Der Weg nach Die Höhlen des Wehklagens
Naralex wollte das trockene Brachland mit der Macht des Smaragdgrünen Traums heilen. Als er in den Höhlen in einen magischen Schlaf fiel, verwandelte sein Alptraum Wasser, Tiere und Gefährten. Aus einem hoffnungsvollen Druidenwerk wurde ein lebendes Labyrinth, in dem jeder Schritt tiefer zugleich in Naralex' verwundeten Geist führte. In Lord Pythas erhält ein eigener Teil dieser Geschichte Gestalt.
Aryn kannte Naralex nicht nur als Lehrer. Beide waren seit ihrer Kindheit verbunden. Als Naralex den Traum vom grünen Brachland verfolgte, lernte Aryn rasch die Wege der Druiden und schützte ihn als erfahrener Krieger.
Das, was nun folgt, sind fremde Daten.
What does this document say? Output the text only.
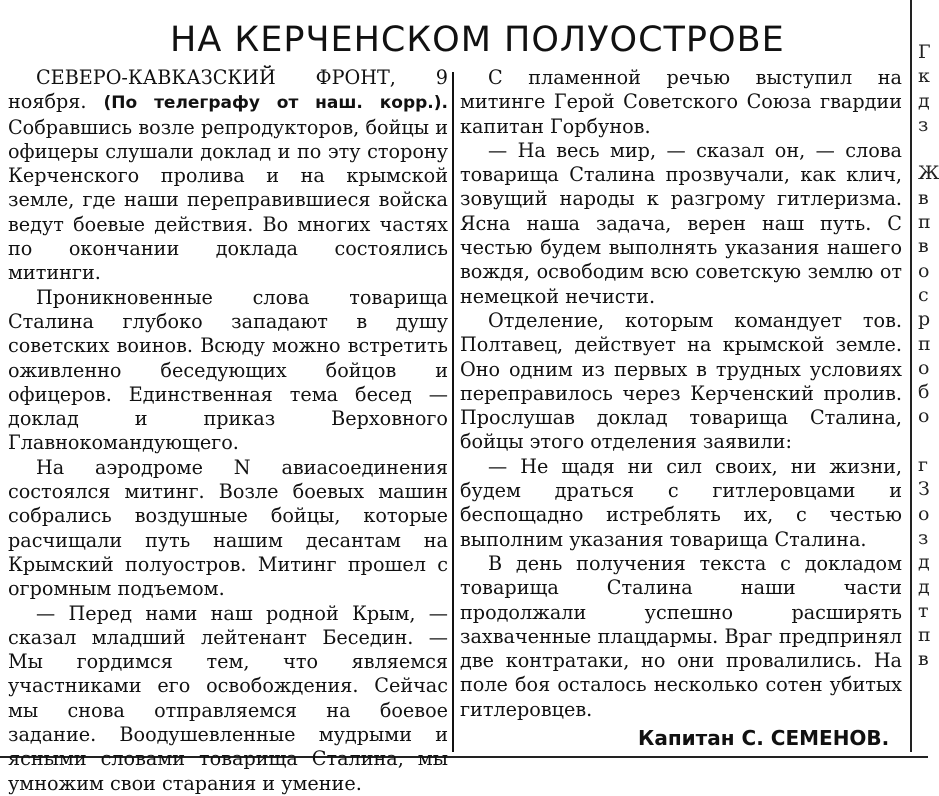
НА КЕРЧЕНСКОМ ПОЛУОСТРОВЕ

СЕВЕРО-КАВКАЗСКИЙ ФРОНТ, 9 ноября. (По телеграфу от наш. корр.). Собравшись возле репродукторов, бойцы и офицеры слушали доклад и по эту сторону Керченского пролива и на крымской земле, где наши переправившиеся войска ведут боевые действия. Во многих частях по окончании доклада состоялись митинги.

Проникновенные слова товарища Сталина глубоко западают в душу советских воинов. Всюду можно встретить оживленно беседующих бойцов и офицеров. Единственная тема бесед — доклад и приказ Верховного Главнокомандующего.

На аэродроме N авиасоединения состоялся митинг. Возле боевых машин собрались воздушные бойцы, которые расчищали путь нашим десантам на Крымский полуостров. Митинг прошел с огромным подъемом.

— Перед нами наш родной Крым, — сказал младший лейтенант Беседин. — Мы гордимся тем, что являемся участниками его освобождения. Сейчас мы снова отправляемся на боевое задание. Воодушевленные мудрыми и ясными словами товарища Сталина, мы умножим свои старания и умение.

С пламенной речью выступил на митинге Герой Советского Союза гвардии капитан Горбунов.

— На весь мир, — сказал он, — слова товарища Сталина прозвучали, как клич, зовущий народы к разгрому гитлеризма. Ясна наша задача, верен наш путь. С честью будем выполнять указания нашего вождя, освободим всю советскую землю от немецкой нечисти.

Отделение, которым командует тов. Полтавец, действует на крымской земле. Оно одним из первых в трудных условиях переправилось через Керченский пролив. Прослушав доклад товарища Сталина, бойцы этого отделения заявили:

— Не щадя ни сил своих, ни жизни, будем драться с гитлеровцами и беспощадно истреблять их, с честью выполним указания товарища Сталина.

В день получения текста с докладом товарища Сталина наши части продолжали успешно расширять захваченные плацдармы. Враг предпринял две контратаки, но они провалились. На поле боя осталось несколько сотен убитых гитлеровцев.

Капитан С. СЕМЕНОВ.
Г
к
д
з
Ж
в
п
в
о
с
р
п
о
б
о
г
З
о
з
д
д
т
п
в
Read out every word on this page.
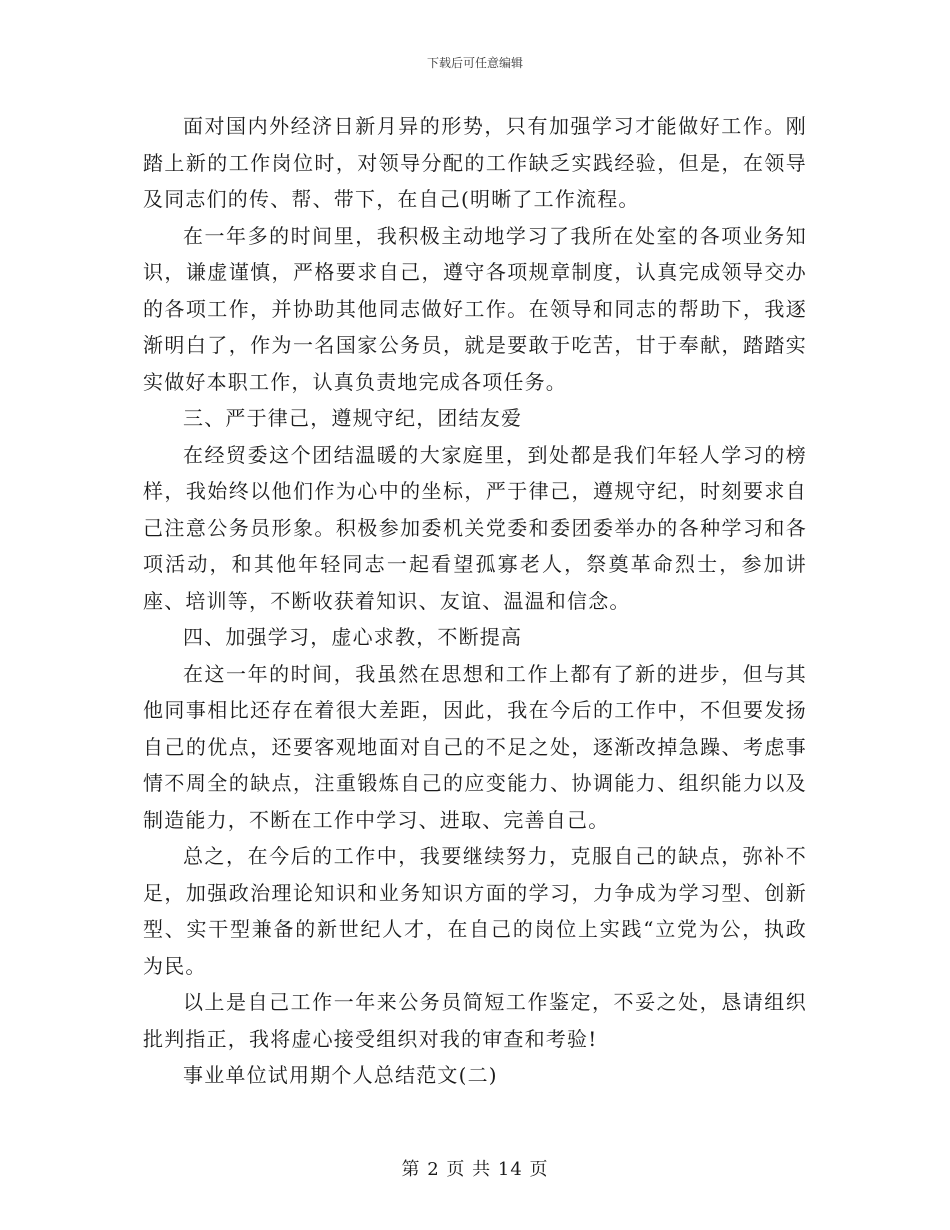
下载后可任意编辑

面对国内外经济日新月异的形势，只有加强学习才能做好工作。刚踏上新的工作岗位时，对领导分配的工作缺乏实践经验，但是，在领导及同志们的传、帮、带下，在自己(明晰了工作流程。

在一年多的时间里，我积极主动地学习了我所在处室的各项业务知识，谦虚谨慎，严格要求自己，遵守各项规章制度，认真完成领导交办的各项工作，并协助其他同志做好工作。在领导和同志的帮助下，我逐渐明白了，作为一名国家公务员，就是要敢于吃苦，甘于奉献，踏踏实实做好本职工作，认真负责地完成各项任务。

三、严于律己，遵规守纪，团结友爱

在经贸委这个团结温暖的大家庭里，到处都是我们年轻人学习的榜样，我始终以他们作为心中的坐标，严于律己，遵规守纪，时刻要求自己注意公务员形象。积极参加委机关党委和委团委举办的各种学习和各项活动，和其他年轻同志一起看望孤寡老人，祭奠革命烈士，参加讲座、培训等，不断收获着知识、友谊、温温和信念。

四、加强学习，虚心求教，不断提高

在这一年的时间，我虽然在思想和工作上都有了新的进步，但与其他同事相比还存在着很大差距，因此，我在今后的工作中，不但要发扬自己的优点，还要客观地面对自己的不足之处，逐渐改掉急躁、考虑事情不周全的缺点，注重锻炼自己的应变能力、协调能力、组织能力以及制造能力，不断在工作中学习、进取、完善自己。

总之，在今后的工作中，我要继续努力，克服自己的缺点，弥补不足，加强政治理论知识和业务知识方面的学习，力争成为学习型、创新型、实干型兼备的新世纪人才，在自己的岗位上实践“立党为公，执政为民。

以上是自己工作一年来公务员简短工作鉴定，不妥之处，恳请组织批判指正，我将虚心接受组织对我的审查和考验!

事业单位试用期个人总结范文(二)

第 2 页 共 14 页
Seine Teilnahme beruhte auf einer Nähe, die älter als die Mission selbst war.
Der Leibwächter fällt zuerst im Inneren
Kampftraining konnte Aryn vor Klingen schützen, nicht vor einem Alptraum, der durch die Magie seines Freundes in die Höhlen sickerte. Die Verderbnis nahm ihm den Verstand und ließ ihn als Lord Pythas wiederkehren. Aus dem Wächter wurde ein Gegner, der jeden Zugang zu Naralex mit genau den Fähigkeiten versperrte, die ihn einst schützen sollten.
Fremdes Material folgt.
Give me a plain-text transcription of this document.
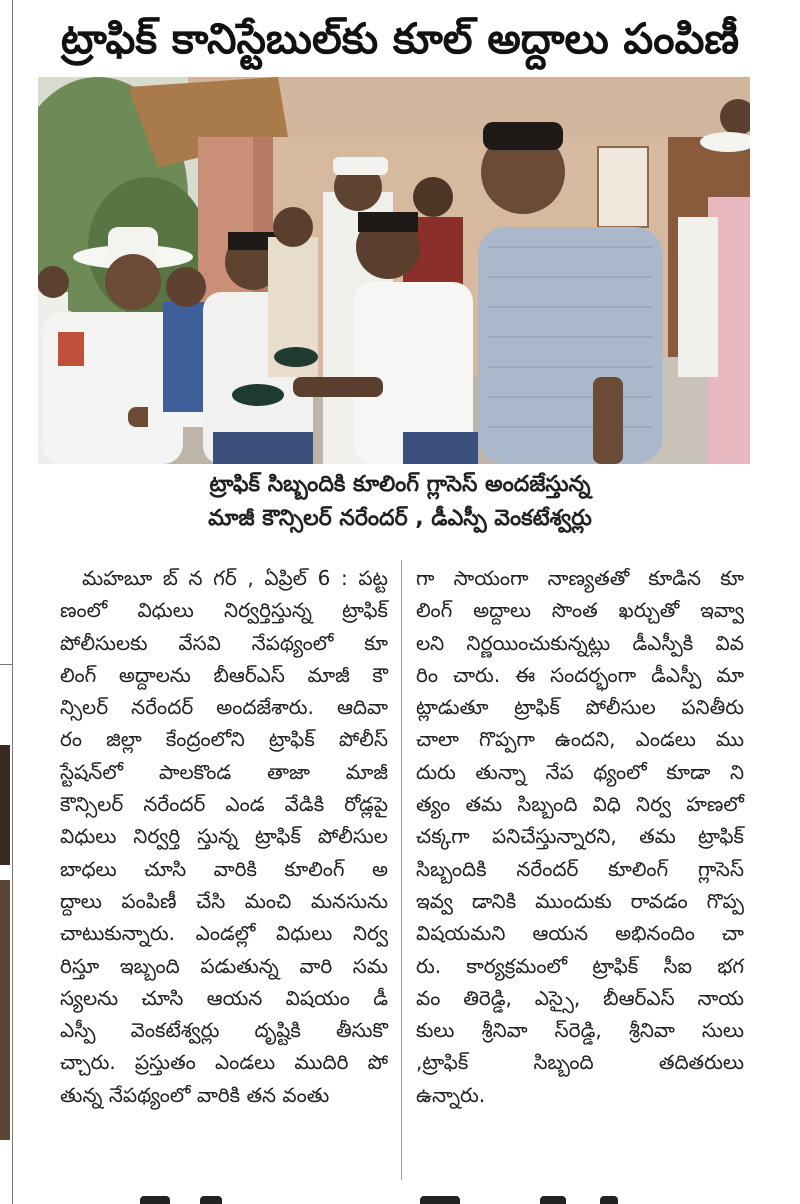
ట్రాఫిక్ కానిస్టేబుల్‌కు కూల్ అద్దాలు పంపిణీ
ట్రాఫిక్ సిబ్బందికి కూలింగ్ గ్లాసెస్ అందజేస్తున్న
మాజీ కౌన్సిలర్ నరేందర్ , డీఎస్పీ వెంకటేశ్వర్లు
మహబూ బ్ న గర్ , ఏప్రిల్ 6 : పట్ట
ణంలో విధులు నిర్వర్తిస్తున్న ట్రాఫిక్
పోలీసులకు వేసవి నేపథ్యంలో కూ
లింగ్ అద్దాలను బీఆర్ఎస్ మాజీ కౌ
న్సిలర్ నరేందర్ అందజేశారు. ఆదివా
రం జిల్లా కేంద్రంలోని ట్రాఫిక్ పోలీస్
స్టేషన్‌లో పాలకొండ తాజా మాజీ
కౌన్సిలర్ నరేందర్ ఎండ వేడికి రోడ్లపై
విధులు నిర్వర్తి స్తున్న ట్రాఫిక్ పోలీసుల
బాధలు చూసి వారికి కూలింగ్ అ
ద్దాలు పంపిణీ చేసి మంచి మనసును
చాటుకున్నారు. ఎండల్లో విధులు నిర్వ
రిస్తూ ఇబ్బంది పడుతున్న వారి సమ
స్యలను చూసి ఆయన విషయం డీ
ఎస్పీ వెంకటేశ్వర్లు దృష్టికి తీసుకొ
చ్చారు. ప్రస్తుతం ఎండలు ముదిరి పో
తున్న నేపథ్యంలో వారికి తన వంతు
గా సాయంగా నాణ్యతతో కూడిన కూ
లింగ్ అద్దాలు సొంత ఖర్చుతో ఇవ్వా
లని నిర్ణయించుకున్నట్లు డీఎస్పీకి వివ
రిం చారు. ఈ సందర్భంగా డీఎస్పీ మా
ట్లాడుతూ ట్రాఫిక్ పోలీసుల పనితీరు
చాలా గొప్పగా ఉందని, ఎండలు ము
దురు తున్నా నేప థ్యంలో కూడా ని
త్యం తమ సిబ్బంది విధి నిర్వ హణలో
చక్కగా పనిచేస్తున్నారని, తమ ట్రాఫిక్
సిబ్బందికి నరేందర్ కూలింగ్ గ్లాసెస్
ఇవ్వ డానికి ముందుకు రావడం గొప్ప
విషయమని ఆయన అభినందిం చా
రు. కార్యక్రమంలో ట్రాఫిక్ సీఐ భగ
వం తిరెడ్డి, ఎస్సై, బీఆర్ఎస్ నాయ
కులు శ్రీనివా స్‌రెడ్డి, శ్రీనివా సులు
,ట్రాఫిక్ సిబ్బంది తదితరులు
ఉన్నారు.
Pythas verband sichere Nahkampftechnik mit seinem druidischen Arsenal. Er war deshalb gefährlicher als ein bloß rasendes Opfer der Verderbnis. Erfahrung, Haltung und Zauber blieben erhalten. Der Alptraum musste seine Persönlichkeit nicht auslöschen; es genügte, all diese erlernten Mittel gegen ein neues Ziel zu richten.
Unter den Druiden des Giftzahns steht Pythas für Naralex' persönlichsten Schaden. Nicht irgendein Akolyth ging verloren, sondern ein Kindheitsfreund. Seine Niederlage beseitigte einen Wächter des Alptraums, doch sie machte die erhoffte Heilung des Brachlands bitterer. Jeder weitere Schritt zu Naralex führte über das zerbrochene Vertrauen, das ihn überhaupt in die Höhlen begleitet hatte.